ROMA – Cambio al vertice dell’export italiano di vino.
Secondo l’analisi dell’Osservatorio Uiv sugli ultimi dati Istat con saldo al terzo trimestre di quest’anno, per la prima volta le bottiglie di spumante dirette all’estero (528 milioni) superano quelle di rossi e rosati (524 milioni) e allungano ulteriormente sui bianchi (460 milioni).
Un sorpasso destinato a consolidarsi alla luce di una corsa, quella delle bollicine italiane, che ha visto quintuplicare la propria produzione nel giro di vent’anni e che – secondo l’Osservatorio Uiv-Ismea – si appresta a infrangere la quota record di 1 miliardo di bottiglie entro la fine dell’anno, con 355 milioni di pezzi consumati in Italia e nel mondo solo per le Festività.
“Dei tanti traguardi raggiunti in questi anni dallo spumante – ha detto il segretario generale di Unione italiana vini (Uiv), Paolo Castelletti – questo è tra i più significativi.
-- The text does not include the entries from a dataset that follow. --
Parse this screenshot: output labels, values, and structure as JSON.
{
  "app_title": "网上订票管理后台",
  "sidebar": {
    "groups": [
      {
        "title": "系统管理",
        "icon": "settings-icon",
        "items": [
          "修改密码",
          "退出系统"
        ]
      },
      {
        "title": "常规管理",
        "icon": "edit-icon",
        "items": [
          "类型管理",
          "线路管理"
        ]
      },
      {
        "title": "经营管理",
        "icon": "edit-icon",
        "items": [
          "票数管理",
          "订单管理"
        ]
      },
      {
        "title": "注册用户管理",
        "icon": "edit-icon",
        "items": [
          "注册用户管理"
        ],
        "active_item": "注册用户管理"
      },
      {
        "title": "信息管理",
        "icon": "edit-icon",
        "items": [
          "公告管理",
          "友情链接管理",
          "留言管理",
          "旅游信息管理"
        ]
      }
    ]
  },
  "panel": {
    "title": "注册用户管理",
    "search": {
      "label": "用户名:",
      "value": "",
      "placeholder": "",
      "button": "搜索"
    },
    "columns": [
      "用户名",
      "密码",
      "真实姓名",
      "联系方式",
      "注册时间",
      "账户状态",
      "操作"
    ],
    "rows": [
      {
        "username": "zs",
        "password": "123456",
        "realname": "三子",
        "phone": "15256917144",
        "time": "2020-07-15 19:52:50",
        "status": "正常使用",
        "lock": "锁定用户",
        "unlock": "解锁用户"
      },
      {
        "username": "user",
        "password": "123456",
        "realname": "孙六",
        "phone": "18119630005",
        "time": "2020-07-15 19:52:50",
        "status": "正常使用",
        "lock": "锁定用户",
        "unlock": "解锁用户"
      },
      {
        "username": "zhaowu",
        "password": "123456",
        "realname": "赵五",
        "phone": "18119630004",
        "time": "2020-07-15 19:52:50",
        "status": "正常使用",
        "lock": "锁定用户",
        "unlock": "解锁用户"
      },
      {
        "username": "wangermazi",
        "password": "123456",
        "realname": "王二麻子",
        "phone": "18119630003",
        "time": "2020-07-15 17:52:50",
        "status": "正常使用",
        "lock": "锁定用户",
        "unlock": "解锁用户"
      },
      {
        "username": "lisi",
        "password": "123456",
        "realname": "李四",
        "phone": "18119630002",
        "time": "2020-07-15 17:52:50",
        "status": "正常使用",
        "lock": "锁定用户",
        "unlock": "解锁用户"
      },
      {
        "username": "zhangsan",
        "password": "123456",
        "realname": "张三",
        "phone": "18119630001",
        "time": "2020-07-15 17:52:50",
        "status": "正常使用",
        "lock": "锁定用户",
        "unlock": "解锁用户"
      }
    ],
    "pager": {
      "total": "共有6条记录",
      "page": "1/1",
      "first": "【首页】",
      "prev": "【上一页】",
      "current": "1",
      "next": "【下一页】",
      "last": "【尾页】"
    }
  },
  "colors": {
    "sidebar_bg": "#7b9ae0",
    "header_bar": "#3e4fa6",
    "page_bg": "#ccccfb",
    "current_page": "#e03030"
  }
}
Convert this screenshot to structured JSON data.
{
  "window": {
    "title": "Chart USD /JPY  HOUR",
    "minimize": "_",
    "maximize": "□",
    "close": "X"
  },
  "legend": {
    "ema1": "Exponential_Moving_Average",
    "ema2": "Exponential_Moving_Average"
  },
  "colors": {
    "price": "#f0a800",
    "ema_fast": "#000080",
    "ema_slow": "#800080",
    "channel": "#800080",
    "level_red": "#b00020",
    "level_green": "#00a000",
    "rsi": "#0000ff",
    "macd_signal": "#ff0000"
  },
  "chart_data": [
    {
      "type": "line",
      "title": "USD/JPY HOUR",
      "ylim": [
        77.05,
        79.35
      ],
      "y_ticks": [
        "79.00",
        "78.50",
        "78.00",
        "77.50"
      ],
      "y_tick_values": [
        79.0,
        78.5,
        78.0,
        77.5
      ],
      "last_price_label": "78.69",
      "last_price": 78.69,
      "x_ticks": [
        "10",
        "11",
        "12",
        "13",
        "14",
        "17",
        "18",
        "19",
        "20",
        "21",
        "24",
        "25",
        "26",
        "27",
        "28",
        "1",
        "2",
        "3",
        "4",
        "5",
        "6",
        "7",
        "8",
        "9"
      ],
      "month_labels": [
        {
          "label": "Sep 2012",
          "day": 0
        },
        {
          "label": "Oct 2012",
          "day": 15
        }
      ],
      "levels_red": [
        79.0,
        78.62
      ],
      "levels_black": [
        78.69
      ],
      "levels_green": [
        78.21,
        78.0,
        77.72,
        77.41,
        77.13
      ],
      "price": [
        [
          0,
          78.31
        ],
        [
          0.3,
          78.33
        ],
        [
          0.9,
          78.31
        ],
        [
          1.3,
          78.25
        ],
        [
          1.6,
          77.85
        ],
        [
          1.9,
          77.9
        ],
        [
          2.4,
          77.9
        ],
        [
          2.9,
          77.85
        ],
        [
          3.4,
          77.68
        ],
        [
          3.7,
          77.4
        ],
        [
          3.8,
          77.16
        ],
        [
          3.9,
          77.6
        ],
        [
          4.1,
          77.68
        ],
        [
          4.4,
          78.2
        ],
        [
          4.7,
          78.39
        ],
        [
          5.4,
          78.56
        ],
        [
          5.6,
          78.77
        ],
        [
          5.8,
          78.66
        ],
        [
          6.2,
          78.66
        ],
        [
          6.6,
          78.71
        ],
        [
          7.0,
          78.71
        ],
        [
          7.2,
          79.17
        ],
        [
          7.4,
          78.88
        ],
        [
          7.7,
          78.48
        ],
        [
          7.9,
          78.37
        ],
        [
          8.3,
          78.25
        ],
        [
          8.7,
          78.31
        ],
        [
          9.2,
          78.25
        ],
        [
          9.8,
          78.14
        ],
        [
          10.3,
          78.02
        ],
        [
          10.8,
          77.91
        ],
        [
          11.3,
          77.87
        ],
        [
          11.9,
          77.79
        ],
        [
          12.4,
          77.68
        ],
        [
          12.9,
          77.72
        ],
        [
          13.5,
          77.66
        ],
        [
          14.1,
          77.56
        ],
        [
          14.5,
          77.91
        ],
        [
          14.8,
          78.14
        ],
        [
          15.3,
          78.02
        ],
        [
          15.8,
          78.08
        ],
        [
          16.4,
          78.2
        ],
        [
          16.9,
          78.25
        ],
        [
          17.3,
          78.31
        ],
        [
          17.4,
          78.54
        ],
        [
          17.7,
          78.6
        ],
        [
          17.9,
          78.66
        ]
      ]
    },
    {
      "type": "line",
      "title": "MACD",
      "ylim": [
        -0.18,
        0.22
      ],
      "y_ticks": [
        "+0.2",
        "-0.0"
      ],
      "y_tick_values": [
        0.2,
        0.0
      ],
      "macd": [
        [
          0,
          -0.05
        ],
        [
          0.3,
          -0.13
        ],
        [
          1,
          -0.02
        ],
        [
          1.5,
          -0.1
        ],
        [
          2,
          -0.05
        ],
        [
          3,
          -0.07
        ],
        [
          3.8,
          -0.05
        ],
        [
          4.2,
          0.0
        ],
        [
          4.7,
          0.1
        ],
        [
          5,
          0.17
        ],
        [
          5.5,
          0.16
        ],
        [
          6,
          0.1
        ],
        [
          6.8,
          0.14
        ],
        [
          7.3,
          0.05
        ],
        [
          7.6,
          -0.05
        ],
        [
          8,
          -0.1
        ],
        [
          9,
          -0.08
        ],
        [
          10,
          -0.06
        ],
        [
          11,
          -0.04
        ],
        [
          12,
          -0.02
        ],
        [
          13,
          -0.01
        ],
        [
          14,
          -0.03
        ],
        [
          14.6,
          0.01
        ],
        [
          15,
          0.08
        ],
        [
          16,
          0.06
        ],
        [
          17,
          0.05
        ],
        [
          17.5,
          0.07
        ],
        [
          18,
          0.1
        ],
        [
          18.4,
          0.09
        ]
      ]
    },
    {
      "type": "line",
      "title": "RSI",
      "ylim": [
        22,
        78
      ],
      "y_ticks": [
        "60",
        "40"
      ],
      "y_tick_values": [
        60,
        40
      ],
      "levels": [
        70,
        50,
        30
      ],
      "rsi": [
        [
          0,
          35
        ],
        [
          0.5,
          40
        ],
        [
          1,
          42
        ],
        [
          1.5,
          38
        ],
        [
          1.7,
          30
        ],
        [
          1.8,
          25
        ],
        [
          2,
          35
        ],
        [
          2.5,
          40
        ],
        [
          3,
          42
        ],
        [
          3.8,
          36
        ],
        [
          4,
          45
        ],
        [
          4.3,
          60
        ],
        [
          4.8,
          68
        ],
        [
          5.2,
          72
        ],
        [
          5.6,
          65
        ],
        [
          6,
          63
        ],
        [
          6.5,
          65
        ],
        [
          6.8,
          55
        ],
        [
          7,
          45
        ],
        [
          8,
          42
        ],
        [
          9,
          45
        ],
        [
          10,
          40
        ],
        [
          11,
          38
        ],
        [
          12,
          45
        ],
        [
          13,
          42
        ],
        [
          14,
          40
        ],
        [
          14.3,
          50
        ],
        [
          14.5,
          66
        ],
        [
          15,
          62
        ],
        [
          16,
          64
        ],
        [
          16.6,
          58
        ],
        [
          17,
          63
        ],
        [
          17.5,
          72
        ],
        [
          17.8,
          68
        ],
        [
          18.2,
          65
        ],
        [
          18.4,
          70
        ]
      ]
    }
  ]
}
Lo sparkling italiano vince sui competitor stranieri perché è pop e si rivolge a target trasversali, e perché in diversi casi è abbinabile a una tendenza cocktail che dagli Usa sta ormai diventando globale. Un successo del metodo Charmat ascrivibile in gran parte alla galassia Prosecco e alla sua gestione, per un’area che pur rappresentando solo il 6% del vigneto Italia oggi sta tenendo a galla il nostro export”.
È infatti lo spumante l’assoluto protagonista della crescita dell’export italiano di vino (quasi 6 miliardi di euro) registrata nei primi 9 mesi di quest’anno. Al netto dell’incremento in doppia cifra delle bollicine, in termini di volumi spediti nel periodo dal vigneto Italia si passerebbe infatti dal +3,4% complessivo a un +0,5%. In impennata anche il valore della categoria, che nel periodo sale a 1,7 miliardi di euro, il 29% del totale export del Belpaese. Secondo l’Osservatorio, l’Italia si sta quindi sempre più trasformando in uno Sparkling Wine Country, con gli spumanti già in testa rispetto a bianchi e rossi tricolori in numerosi Paesi: non solo più UK, ma anche Francia, Polonia e Repubblica Ceca, Spagna, Russia. Negli Stati Uniti (38% per i bianchi, 37% per gli spumanti), il sorpasso sarà cosa fatta per fine anno.
Secondo Uiv, la cosa più straordinaria – e che al contempo deve far riflettere – è che se dici spumante, non puoi che fare il nome di “Prosecco”. Non solo perché vale il 75% del totale spumante, ma anche perché il miliardo e 300 milioni di euro generato da gennaio a settembre viene da un fazzoletto di terra: 40.000 ettari circa sommando le tre denominazioni (Conegliano Valdobbiadene, Asolo e Prosecco Doc). Il 6% del totale a vigna nazionale che in termini di valore (+12%) rivendica il 22% dei 6 miliardi di export targato Italia.